RE3IRAS-Investment in Rural Assets

Module Provider: Real Estate and Planning
Number of credits: 20 [10 ECTS credits]
Terms in which taught: Spring term module
Non-modular pre-requisites:
Modules excluded:
Current from: 2022/3

Module Convenor: Mrs Angela Cropley

Type of module:

Summary module description:

Investment in rural land and property has been a significant element of the UK countryside for generations but the sector is seeing substantial change, with traditional family and institutional owners being joined by new investors, whether for individual or corporate investment.

Rural property has been seen as a conservative but safe asset, often demonstrating contra-cyclical performance, and thus attracting investors seeking to balance more speculative asset classes in their portfolios. Traditionally agriculture has been the focus of this investment, but emerging markets are gaining ground in the rural sector, particularly in terms of natural capital and ecosystem services.

Those operating in this sphere need to demonstrate technical knowledge in various areas, from an understanding of the core influences on rural land as an asset class to the ability to analyse and project long-term financial performance. This module is intended to introduce Real Estate students, including those who wish to make a career in the rural sector, to the range of financial, economic and asset management skills required to offer strategic advice in this area.

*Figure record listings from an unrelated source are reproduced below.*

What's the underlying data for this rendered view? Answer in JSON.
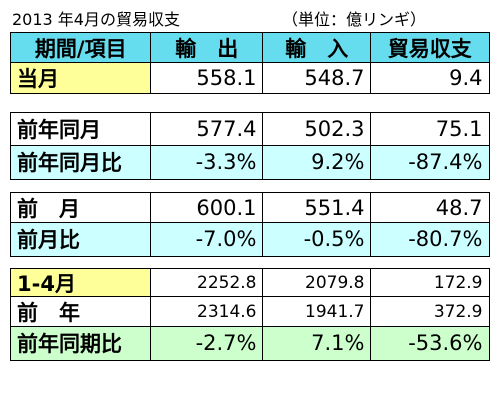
{
  "title": "2013 年4月の貿易収支",
  "unit": "（単位：億リンギ）",
  "table": {
    "header": [
      "期間/項目",
      "輸　出",
      "輸　入",
      "貿易収支"
    ],
    "rows": [
      [
        "当月",
        "558.1",
        "548.7",
        "9.4"
      ],
      [
        "前年同月",
        "577.4",
        "502.3",
        "75.1"
      ],
      [
        "前年同月比",
        "-3.3%",
        "9.2%",
        "-87.4%"
      ],
      [
        "前　月",
        "600.1",
        "551.4",
        "48.7"
      ],
      [
        "前月比",
        "-7.0%",
        "-0.5%",
        "-80.7%"
      ],
      [
        "1-4月",
        "2252.8",
        "2079.8",
        "172.9"
      ],
      [
        "前　年",
        "2314.6",
        "1941.7",
        "372.9"
      ],
      [
        "前年同期比",
        "-2.7%",
        "7.1%",
        "-53.6%"
      ]
    ]
  }
}
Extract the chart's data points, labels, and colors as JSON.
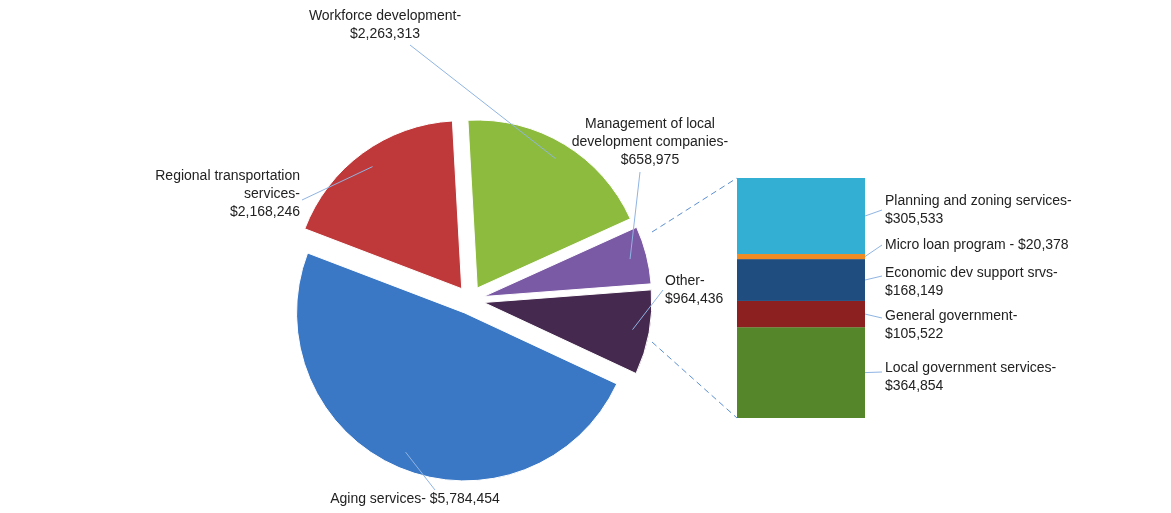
{
  "chart_data": [
    {
      "type": "pie",
      "categories": [
        "Aging services-",
        "Regional transportation services-",
        "Workforce development-",
        "Management of local development companies-",
        "Other-"
      ],
      "values": [
        5784454,
        2168246,
        2263313,
        658975,
        964436
      ],
      "value_labels": [
        "$5,784,454",
        "$2,168,246",
        "$2,263,313",
        "$658,975",
        "$964,436"
      ],
      "colors": [
        "#3a78c6",
        "#c0393a",
        "#8dbb3d",
        "#7b5aa5",
        "#45294f"
      ]
    },
    {
      "type": "bar",
      "stacked": true,
      "categories": [
        null
      ],
      "series": [
        {
          "name": "Local government services-",
          "color": "#56862a",
          "values": [
            364854
          ],
          "value_labels": [
            "$364,854"
          ]
        },
        {
          "name": "General government-",
          "color": "#8c1f1f",
          "values": [
            105522
          ],
          "value_labels": [
            "$105,522"
          ]
        },
        {
          "name": "Economic dev support srvs-",
          "color": "#1f4d80",
          "values": [
            168149
          ],
          "value_labels": [
            "$168,149"
          ]
        },
        {
          "name": "Micro loan program -",
          "color": "#f08a22",
          "values": [
            20378
          ],
          "value_labels": [
            "$20,378"
          ]
        },
        {
          "name": "Planning and zoning services-",
          "color": "#33afd3",
          "values": [
            305533
          ],
          "value_labels": [
            "$305,533"
          ]
        }
      ]
    }
  ]
}
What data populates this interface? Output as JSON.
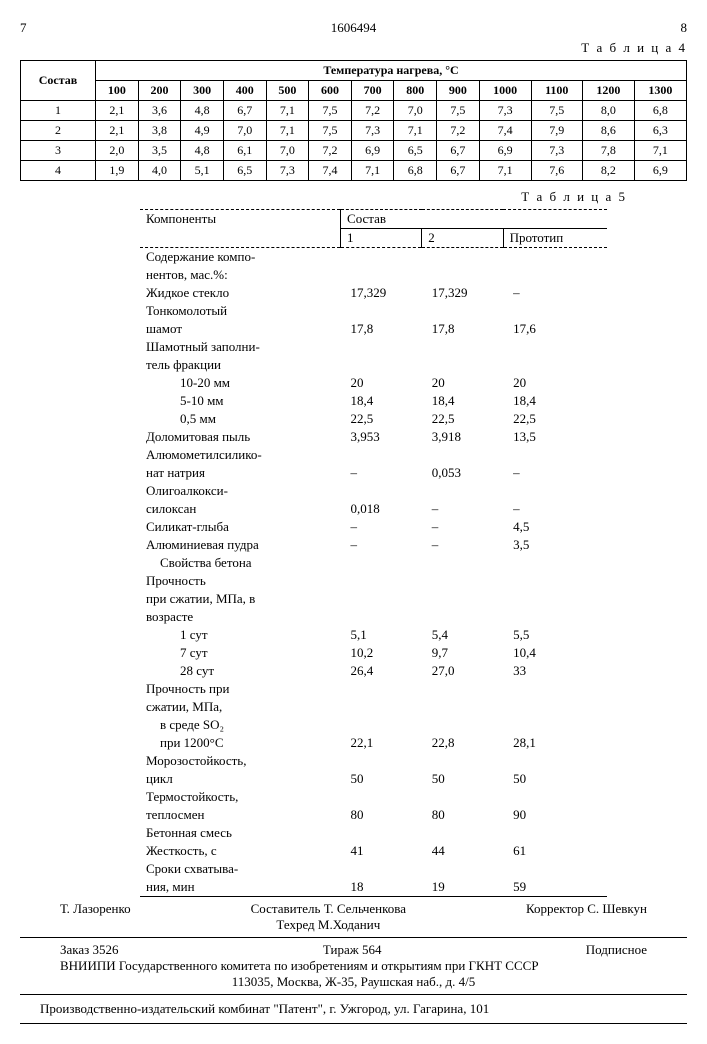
{
  "header": {
    "page_left": "7",
    "doc_number": "1606494",
    "page_right": "8"
  },
  "table4": {
    "label": "Т а б л и ц а 4",
    "row_header": "Состав",
    "col_group_header": "Температура нагрева, °С",
    "temps": [
      "100",
      "200",
      "300",
      "400",
      "500",
      "600",
      "700",
      "800",
      "900",
      "1000",
      "1100",
      "1200",
      "1300"
    ],
    "rows": [
      {
        "id": "1",
        "vals": [
          "2,1",
          "3,6",
          "4,8",
          "6,7",
          "7,1",
          "7,5",
          "7,2",
          "7,0",
          "7,5",
          "7,3",
          "7,5",
          "8,0",
          "6,8"
        ]
      },
      {
        "id": "2",
        "vals": [
          "2,1",
          "3,8",
          "4,9",
          "7,0",
          "7,1",
          "7,5",
          "7,3",
          "7,1",
          "7,2",
          "7,4",
          "7,9",
          "8,6",
          "6,3"
        ]
      },
      {
        "id": "3",
        "vals": [
          "2,0",
          "3,5",
          "4,8",
          "6,1",
          "7,0",
          "7,2",
          "6,9",
          "6,5",
          "6,7",
          "6,9",
          "7,3",
          "7,8",
          "7,1"
        ]
      },
      {
        "id": "4",
        "vals": [
          "1,9",
          "4,0",
          "5,1",
          "6,5",
          "7,3",
          "7,4",
          "7,1",
          "6,8",
          "6,7",
          "7,1",
          "7,6",
          "8,2",
          "6,9"
        ]
      }
    ]
  },
  "table5": {
    "label": "Т а б л и ц а 5",
    "head_components": "Компоненты",
    "head_sostav": "Состав",
    "head_cols": [
      "1",
      "2",
      "Прототип"
    ],
    "rows": [
      {
        "label": "Содержание компо-",
        "c": [
          "",
          "",
          ""
        ]
      },
      {
        "label": "нентов, мас.%:",
        "c": [
          "",
          "",
          ""
        ]
      },
      {
        "label": "Жидкое стекло",
        "c": [
          "17,329",
          "17,329",
          "–"
        ]
      },
      {
        "label": "Тонкомолотый",
        "c": [
          "",
          "",
          ""
        ]
      },
      {
        "label": "шамот",
        "c": [
          "17,8",
          "17,8",
          "17,6"
        ]
      },
      {
        "label": "Шамотный заполни-",
        "c": [
          "",
          "",
          ""
        ]
      },
      {
        "label": "тель фракции",
        "c": [
          "",
          "",
          ""
        ]
      },
      {
        "label": "10-20 мм",
        "indent": 2,
        "c": [
          "20",
          "20",
          "20"
        ]
      },
      {
        "label": "5-10 мм",
        "indent": 2,
        "c": [
          "18,4",
          "18,4",
          "18,4"
        ]
      },
      {
        "label": "0,5 мм",
        "indent": 2,
        "c": [
          "22,5",
          "22,5",
          "22,5"
        ]
      },
      {
        "label": "Доломитовая пыль",
        "c": [
          "3,953",
          "3,918",
          "13,5"
        ]
      },
      {
        "label": "Алюмометилсилико-",
        "c": [
          "",
          "",
          ""
        ]
      },
      {
        "label": "нат натрия",
        "c": [
          "–",
          "0,053",
          "–"
        ]
      },
      {
        "label": "Олигоалкокси-",
        "c": [
          "",
          "",
          ""
        ]
      },
      {
        "label": "силоксан",
        "c": [
          "0,018",
          "–",
          "–"
        ]
      },
      {
        "label": "Силикат-глыба",
        "c": [
          "–",
          "–",
          "4,5"
        ]
      },
      {
        "label": "Алюминиевая пудра",
        "c": [
          "–",
          "–",
          "3,5"
        ]
      },
      {
        "label": "Свойства бетона",
        "indent": 1,
        "c": [
          "",
          "",
          ""
        ]
      },
      {
        "label": "Прочность",
        "c": [
          "",
          "",
          ""
        ]
      },
      {
        "label": "при сжатии, МПа, в",
        "c": [
          "",
          "",
          ""
        ]
      },
      {
        "label": "возрасте",
        "c": [
          "",
          "",
          ""
        ]
      },
      {
        "label": "1 сут",
        "indent": 2,
        "c": [
          "5,1",
          "5,4",
          "5,5"
        ]
      },
      {
        "label": "7 сут",
        "indent": 2,
        "c": [
          "10,2",
          "9,7",
          "10,4"
        ]
      },
      {
        "label": "28 сут",
        "indent": 2,
        "c": [
          "26,4",
          "27,0",
          "33"
        ]
      },
      {
        "label": "Прочность при",
        "c": [
          "",
          "",
          ""
        ]
      },
      {
        "label": "сжатии, МПа,",
        "c": [
          "",
          "",
          ""
        ]
      },
      {
        "label": "в среде SO₂",
        "indent": 1,
        "c": [
          "",
          "",
          ""
        ]
      },
      {
        "label": "при 1200°С",
        "indent": 1,
        "c": [
          "22,1",
          "22,8",
          "28,1"
        ]
      },
      {
        "label": "Морозостойкость,",
        "c": [
          "",
          "",
          ""
        ]
      },
      {
        "label": "цикл",
        "c": [
          "50",
          "50",
          "50"
        ]
      },
      {
        "label": "Термостойкость,",
        "c": [
          "",
          "",
          ""
        ]
      },
      {
        "label": "теплосмен",
        "c": [
          "80",
          "80",
          "90"
        ]
      },
      {
        "label": "Бетонная смесь",
        "c": [
          "",
          "",
          ""
        ]
      },
      {
        "label": "Жесткость, с",
        "c": [
          "41",
          "44",
          "61"
        ]
      },
      {
        "label": "Сроки схватыва-",
        "c": [
          "",
          "",
          ""
        ]
      },
      {
        "label": "ния, мин",
        "c": [
          "18",
          "19",
          "59"
        ]
      }
    ]
  },
  "footer": {
    "redactor": "Т. Лазоренко",
    "compiler": "Составитель Т. Сельченкова",
    "techred": "Техред М.Ходанич",
    "corrector": "Корректор С. Шевкун",
    "order": "Заказ 3526",
    "circulation": "Тираж 564",
    "subscribe": "Подписное",
    "org": "ВНИИПИ Государственного комитета по изобретениям и открытиям при ГКНТ СССР",
    "address": "113035, Москва, Ж-35, Раушская наб., д. 4/5",
    "printer": "Производственно-издательский комбинат \"Патент\", г. Ужгород, ул. Гагарина, 101"
  }
}
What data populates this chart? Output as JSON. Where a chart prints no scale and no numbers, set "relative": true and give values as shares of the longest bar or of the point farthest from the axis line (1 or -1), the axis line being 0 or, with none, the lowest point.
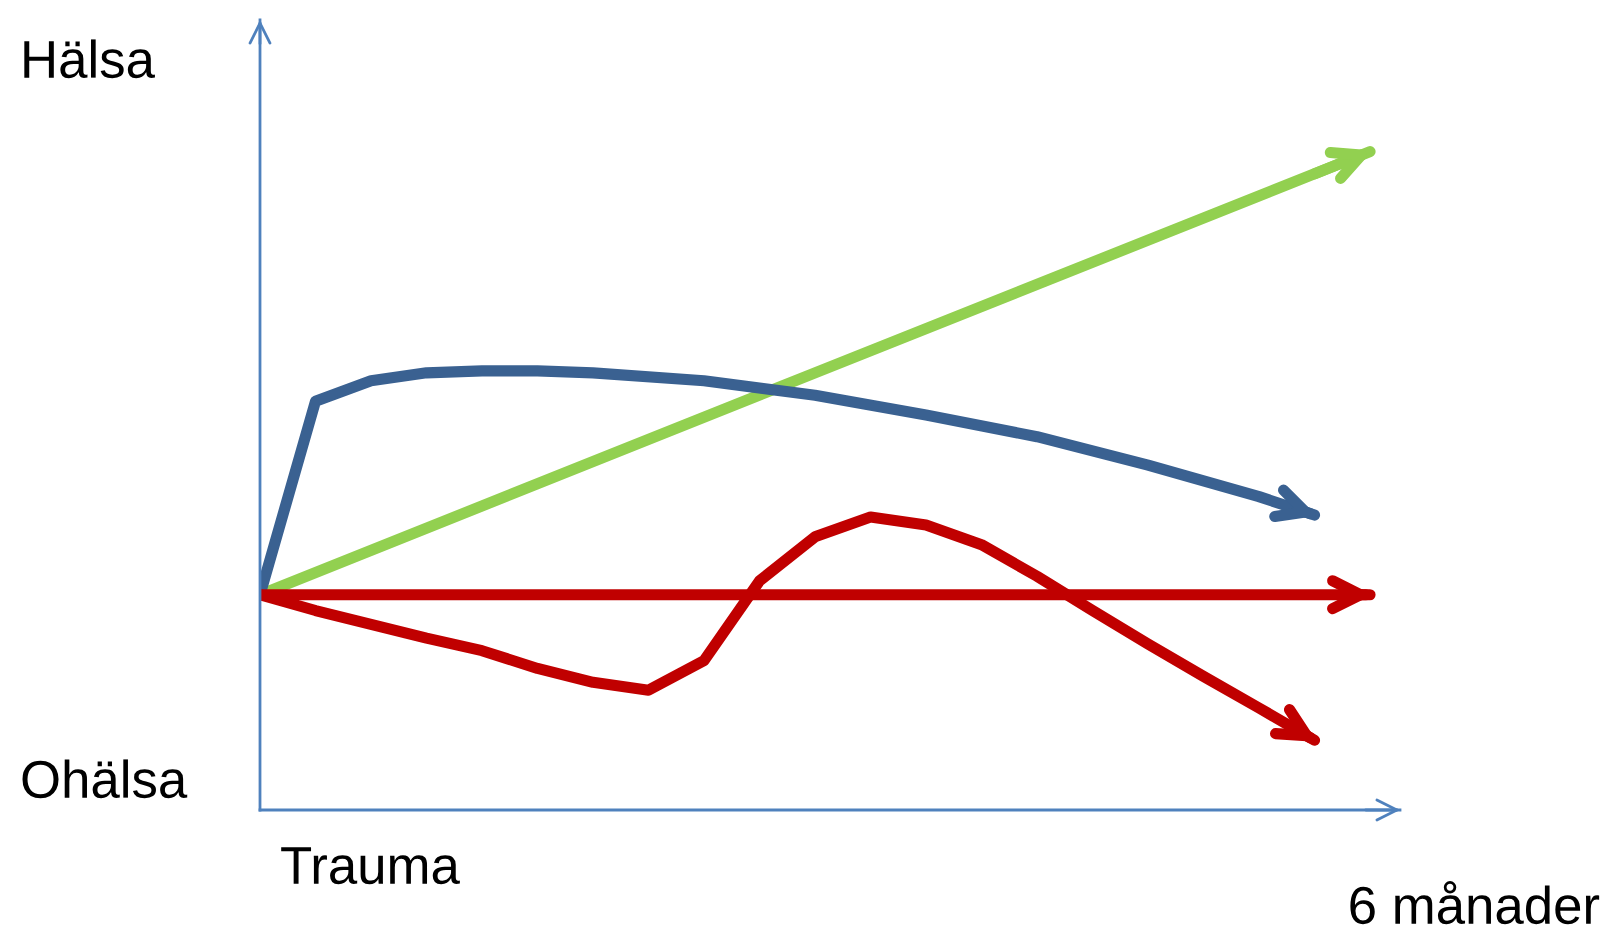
{
  "chart_data": {
    "type": "line",
    "relative": true,
    "legend": false,
    "marker": "none",
    "line_style": "solid",
    "categories": [
      null,
      null,
      null,
      null,
      null,
      null,
      null,
      null,
      null,
      null,
      null,
      null,
      null,
      null,
      null,
      null,
      null,
      null,
      null,
      null,
      null
    ],
    "series": [
      {
        "color": "#92d050",
        "values": [
          0.327,
          null,
          null,
          null,
          null,
          null,
          null,
          null,
          null,
          null,
          0.664,
          null,
          null,
          null,
          null,
          null,
          null,
          null,
          null,
          null,
          1.0
        ]
      },
      {
        "color": "#3a6191",
        "values": [
          0.327,
          0.621,
          0.652,
          0.664,
          0.667,
          0.667,
          0.664,
          null,
          0.652,
          null,
          0.63,
          null,
          0.6,
          null,
          0.567,
          null,
          0.524,
          null,
          0.476,
          0.448,
          null
        ]
      },
      {
        "color": "#c00000",
        "values": [
          0.327,
          0.327,
          0.327,
          0.327,
          0.327,
          0.327,
          0.327,
          0.327,
          0.327,
          0.327,
          0.327,
          0.327,
          0.327,
          0.327,
          0.327,
          0.327,
          0.327,
          0.327,
          0.327,
          0.327,
          0.327
        ]
      },
      {
        "color": "#c00000",
        "values": [
          0.327,
          0.303,
          0.282,
          0.261,
          0.242,
          0.215,
          0.194,
          0.182,
          0.227,
          0.348,
          0.415,
          0.445,
          0.433,
          0.403,
          0.355,
          0.303,
          0.252,
          0.203,
          0.155,
          0.106,
          null
        ]
      }
    ],
    "annotations": [
      "Hälsa",
      "Ohälsa",
      "Trauma",
      "6 månader"
    ]
  }
}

The aims of the module are to provide students with the appropriate technical and strategic consultancy skills to:

  • Analyse and interpret motivations for investment in the rural property sector;

  • Reflect on the ambitions and approach of different investors, whether passive managers of legacy estates or active portfolio developers;

  • Review the increasing demand for rural land for a variety of uses, including food production, forestry, renewable energy, leisure and recreation, ecosystem services, and residential and commercial development;

  • Explore the influences on owners and investors in the rural sector, including strategic opportunities, taxation and ESG.

Assessable learning outcomes:

Upon completion of this module, students should be able to:

  • Evaluate the varying strategic influences on rural property investment, management and disposal, including the key role of owners’ objectives;

  • Apply analytical techniques and problem solving skills to formulate strategic plans for rural investors and demonstrate how to implement them;

  • Examine the increasing importance of diversification, sustainability and community engagement on rural asset management.

Additional outcomes:

  • Enhance communication skills through case studies and presentations in seminar sessions

  • Develop report writing skills through coursework

  • Enhance the ability to research and assimilate technical information

Outline content:

  • Rural land ownership and occupation

  • Asset management and exploitation

  • Influences on rural asset investment, management and disposal

  • Appropriate investment vehicles

  • Analysis of financial performance and risk

  • Rural planning and development

  • Diversification of rural asset portfolio

  • Sustainability and community engagement

  • Capital taxation and tax planning

  • Formulation and implementation of strategic plans

  • International rural investment

Brief description of teaching and learning methods:

Delivery will be through lectures, possibly including visiting speakers from across the sector. Seminars will be used to provide a focus for applying knowledge and skills gained in the module to real life examples. A visit to a rural site or estate may be included.

Contact hours:
  Autumn Spring Summer
Lectures 20
Seminars 5
External visits 6
Guided independent study:      
    Wider reading (independent) 50
    Wider reading (directed) 39
    Advance preparation for classes 20
    Preparation of practical report 50
    Group study tasks 10
Total hours by term 0 200 0
Total hours for module 200

Summative Assessment Methods:
Method Percentage
Written exam 50
Report 50

Summative assessment- Examinations:

Two hour exam

Summative assessment- Coursework and in-class tests:

Written report with a guide length of 2,500 words (50%)

Submission date: Week 10 spring term

Formative assessment methods:

In-class case studies will provide students with the opportunity to apply their learning to real life scenarios, and to receive informal feedback as to their understanding of core principles and concepts.

Penalties for late submission:

The Support Centres will apply the following penalties for work submitted late:

  • where the piece of work is submitted after the original deadline (or any formally agreed extension to the deadline): 10% of the total marks available for that piece of work will be deducted from the mark for each working day (or part thereof) following the deadline up to a total of five working days;
  • where the piece of work is submitted more than five working days after the original deadline (or any formally agreed extension to the deadline): a mark of zero will be recorded.
The University policy statement on penalties for late submission can be found at:
You are strongly advised to ensure that coursework is submitted by the relevant deadline. You should note that it is advisable to submit work in an unfinished state rather than to fail to submit any work.

Assessment requirements for a pass:

A mark of at least 40% overall.

Reassessment arrangements:

Reassessment will be by the same method as for the module’s original assessment requirements, subject to variation by the Examination Board where appropriate.